I’m not sure which possibility was more alarming to contemplate, but my alarm, such as it was, took the form of giddiness. I was reprieved! Who cared how! “Nothing at all,” I repeated in wonderment, and Corie, faced with such enigmatic gaiety, gave me a big silly smile. It was a smile completely outside her usual stormy nature, a shiny new facet of her character. Here: one more contradiction to mix into the carboy! On impulse, I grabbed her hand and bowed, formally, stretching one leg behind me. If I couldn’t hear her music, I would imagine it for both of us.
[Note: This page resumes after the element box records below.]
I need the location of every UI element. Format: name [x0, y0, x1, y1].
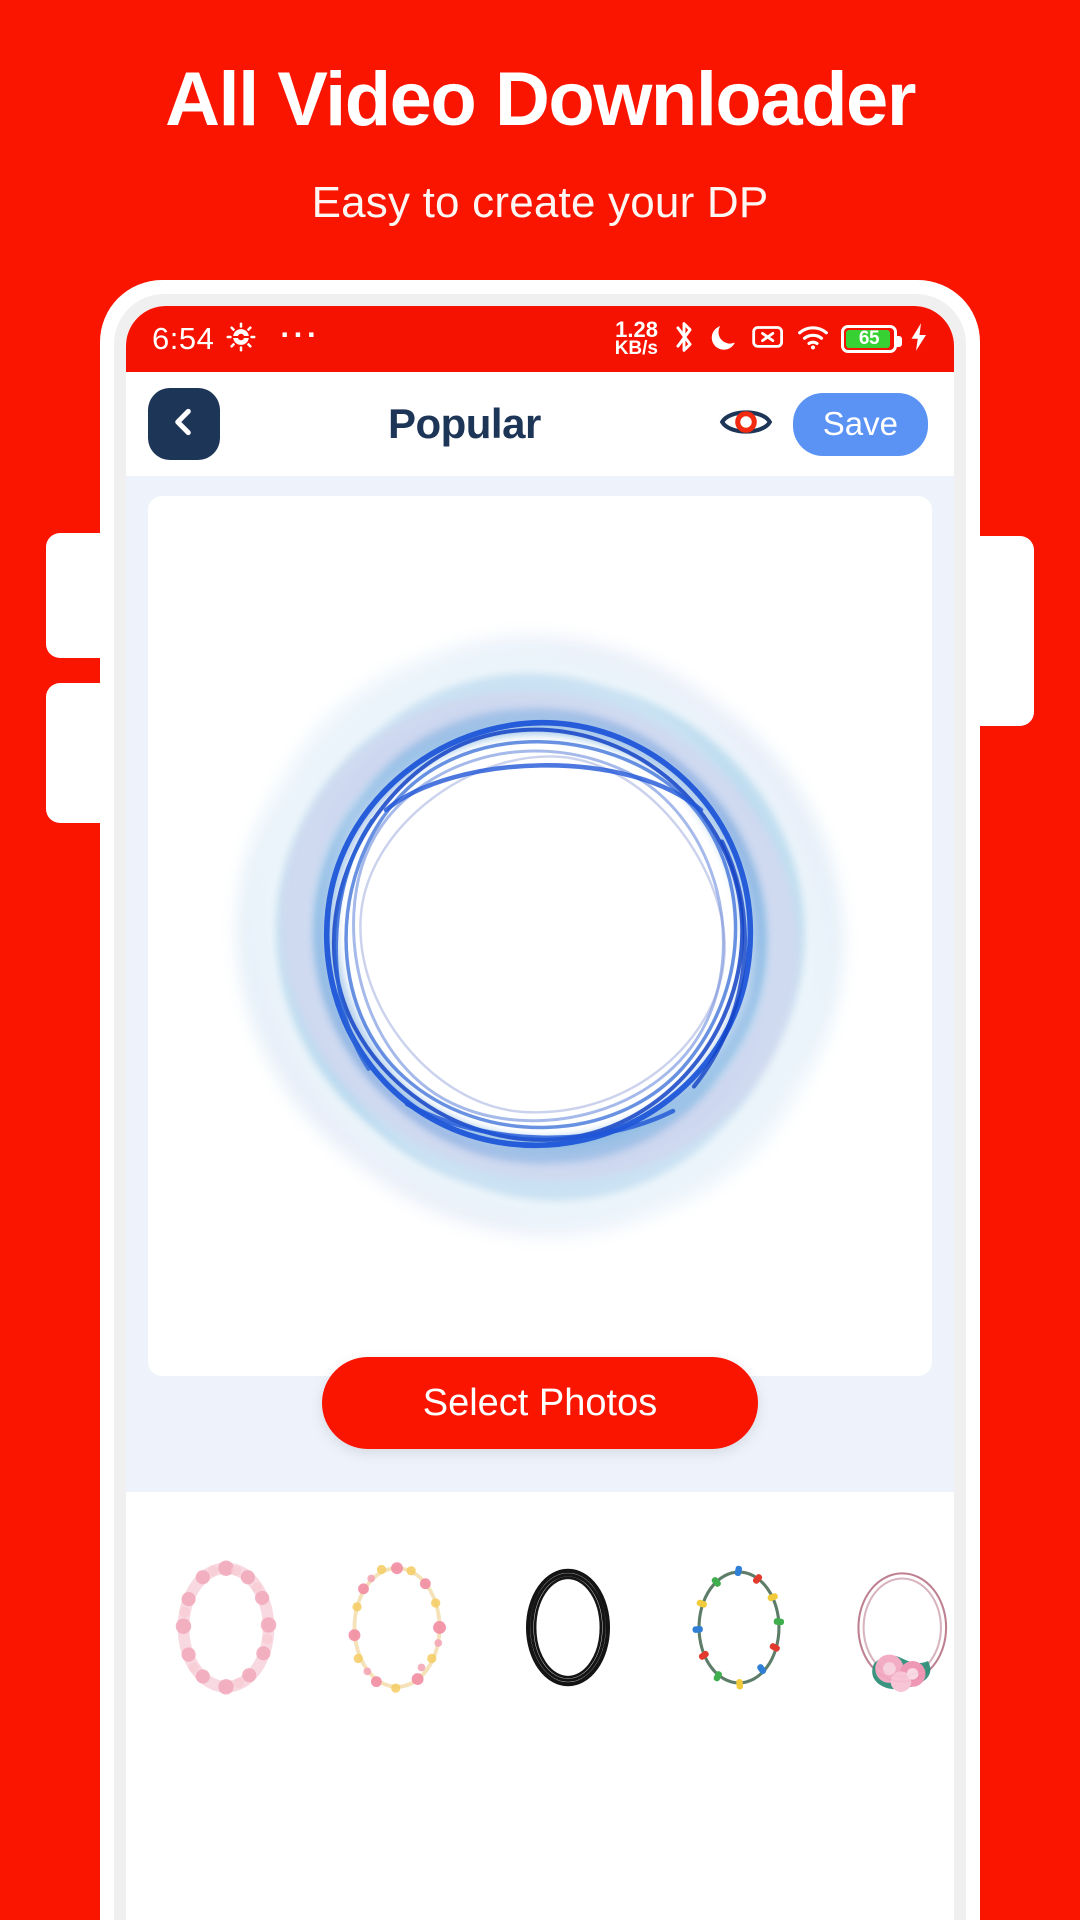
save-button[interactable]: Save	[792, 392, 928, 456]
frame-thumbnail-rose-wreath[interactable]	[832, 1532, 954, 1722]
status-bar-clock: 6:54	[152, 321, 215, 356]
select-photos-button[interactable]: Select Photos	[322, 1357, 758, 1449]
pink-rose-wreath-frame-icon	[856, 1571, 947, 1692]
abstract-blue-wave-ring-frame-icon	[237, 637, 843, 1235]
black-ring-frame-icon	[525, 1568, 610, 1686]
frame-thumbnail-strip[interactable]	[126, 1492, 954, 1920]
gear-icon	[226, 322, 256, 357]
status-bar: 6:54 ··· 1.28 KB/s 65	[126, 306, 954, 372]
wifi-icon	[796, 322, 830, 357]
network-speed-value: 1.28	[615, 316, 658, 342]
eye-icon	[719, 401, 773, 448]
preview-card[interactable]	[148, 496, 932, 1376]
frame-thumbnail-hearts-ring[interactable]	[319, 1532, 474, 1722]
promo-banner: All Video Downloader Easy to create your…	[0, 0, 1080, 1920]
frame-thumbnail-pink-flower-ring[interactable]	[148, 1532, 303, 1722]
no-sim-icon	[751, 322, 785, 357]
phone-mockup: 6:54 ··· 1.28 KB/s 65 Popular Save Selec…	[100, 280, 980, 1920]
phone-volume-down-button[interactable]	[46, 683, 106, 823]
network-speed-indicator: 1.28 KB/s	[614, 316, 658, 360]
preview-artwork	[148, 496, 932, 1376]
preview-toggle-button[interactable]	[719, 401, 773, 448]
phone-volume-up-button[interactable]	[46, 533, 106, 658]
phone-screen: 6:54 ··· 1.28 KB/s 65 Popular Save Selec…	[126, 306, 954, 1920]
promo-subtitle: Easy to create your DP	[311, 178, 769, 227]
bluetooth-icon	[669, 320, 699, 359]
frame-thumbnail-string-lights-ring[interactable]	[661, 1532, 816, 1722]
status-bar-right: 1.28 KB/s 65	[614, 316, 930, 360]
battery-icon: 65	[841, 325, 902, 353]
phone-power-button[interactable]	[974, 536, 1034, 726]
pink-flower-ring-frame-icon	[175, 1559, 276, 1695]
chevron-left-icon	[167, 405, 201, 444]
frame-thumbnail-black-ring[interactable]	[490, 1532, 645, 1722]
status-bar-left: 6:54 ···	[152, 316, 321, 357]
charging-bolt-icon	[908, 322, 930, 357]
network-speed-unit: KB/s	[614, 338, 658, 360]
page-title: Popular	[387, 400, 541, 447]
do-not-disturb-moon-icon	[710, 321, 740, 358]
app-bar: Popular Save	[126, 372, 954, 476]
status-bar-overflow-dots: ···	[280, 316, 321, 352]
promo-title: All Video Downloader	[165, 57, 916, 142]
colored-string-lights-ring-frame-icon	[692, 1565, 784, 1689]
pink-yellow-hearts-ring-frame-icon	[348, 1561, 446, 1693]
battery-level: 65	[858, 328, 880, 349]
“Mademoiselle?” I said, and straightened, and she picked up on my gambit and put a hand on my waist and took a step, and then another, and we waltzed a circle around the gleaming parquet, both of us laughing. We waltzed our way past fields and forests and picked up our pace past a flock of sheep and a flock of windows and began a second circuit of the room, and just as we reached again the entry into the conservatory our cotillon à deux collapsed as abruptly as if the plaster heaven above had fallen in shards around us. My tune—I’d begun humming our accompaniment—tailed off in tatters. She doubled over, clutching at her waist. I debated, startled, between comic and dire—a reciprocal curtsy? a burst appendix?—but my thoughts were severed by a l
ow solid growl, gagging out of her like a tumor being born. With another spasm of contraction, she lurched upright and bolted from the room.
I raced after, slowly enough to be sure not to catch her, unsure what I’d done or ought to do. She halted, panting, inside the study door, and I could tell that her flight from far precincts had only compounded her pain. She’d ricocheted out of her unaccustomed cheer and into torment. Her aspect had darkened like a mire about her. Instead of plunking down in her chair as usual (armchairs called to Corie’s inner skydiver), she stood with her back to me, erect and motionless.
Did I see, or could I only sense, her trembling? I reached a hand and gently pulled a distraught lock of hair from her shoulder. “It’s okay,” I lied, quietly, stroking her hair and lying. “It’s going to be okay.”
Then she turned, and the face that greeted me was in no need of consolation. With a forcible mobilization, she’d fought her way back to composure. I watched her cross the last yard, her defiance cresting in fear before settling back into the gaze. Her nostrils still flared with the exertion, but her voice was steady and empty. “Resume next time?” she asked me. It was not a question. In a flash her shape had shifted from wounded to hostile to impervious, and it was the last, the calm at the tail end of the storm, that chilled me. There was resolve in it, I just couldn’t tell for what.
XIV
BY THE TIME OF our resumption, two days later, her equipoise was immaculately repaired, its luster restored as miraculously as the woodwork in the oval room. All I could know, as I searched for a relic of the crisis, was that harm had sunk into oblivion, and the waters closed above it. We did our usual, amid the ordinary, no mention made.